Ich werde mich in nächster Zeit wohl eher zurückhalten müssen, doch zu schwer wiegt dies Wissen in meiner Brust und meiner Seele, als dass ich es allein ertragen könnte...
Doch lest selbst:
Werter Isidor von Xanten,
Ältester des noblen Hauses Lucius,
Patron des nächtlichen Ruhrtales, in welchem unser bescheidener Besitz
gelegen,
unsren Gruß zuvor! Wir hoffen, unser Schreiben erreicht Euch bei bestem Wohlbefinden und heiterem Gemüte, sind doch die Nächte des Hartung bitter und dem hellmütigen Wesen Eures Hauses, das so oft schon die Seelen einer Festgesellschaft der irdenen Schwere enthob, nicht gemäß.
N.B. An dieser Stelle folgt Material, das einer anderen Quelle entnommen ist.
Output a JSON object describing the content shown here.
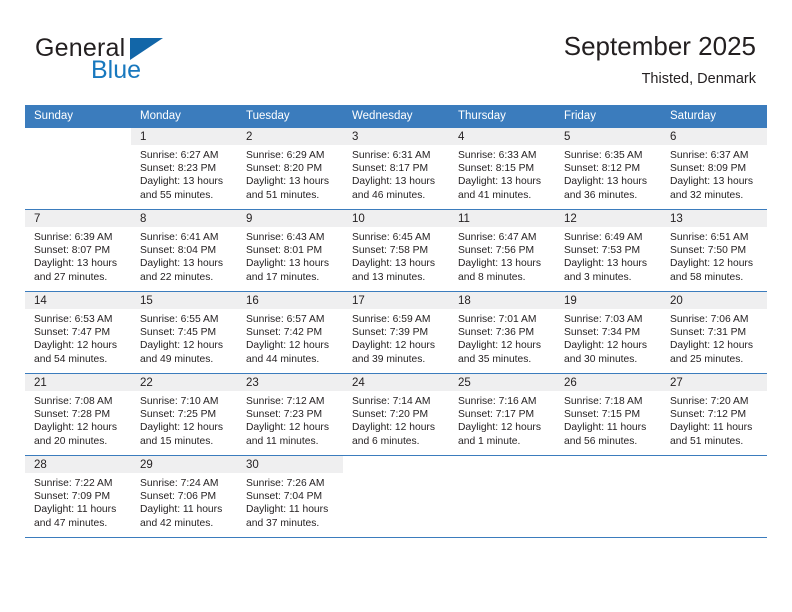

Euer Besuch in unsrem Hause ist mir stets erinnerlich, obschon der Unrast des forschenden Geistes keine Grenzen zu erwachsen scheinen. Die Konstellation der Gestirne und die unirdischen Kräfte fordern mehr unsrer Zeit, als wir zu opfern bereit sein dürften, ohne der Annehmlichkeit der hohen Gesellschaft entbehren zu müssen; jedoch was klagt der Mensch, wenn der Gottheit Blick ihn streift? So fürchten wir einmal mehr, der Versammlung in der Nacht des fünfzehnten nicht zuteil werden zu können, wenngleich ein weitres Mal unsre Geliebte und Herrin unsres Herzens, die edle Dame von Kühn, unser Haus vortrefflich zu vertreten sich in der Lage erweisen wird.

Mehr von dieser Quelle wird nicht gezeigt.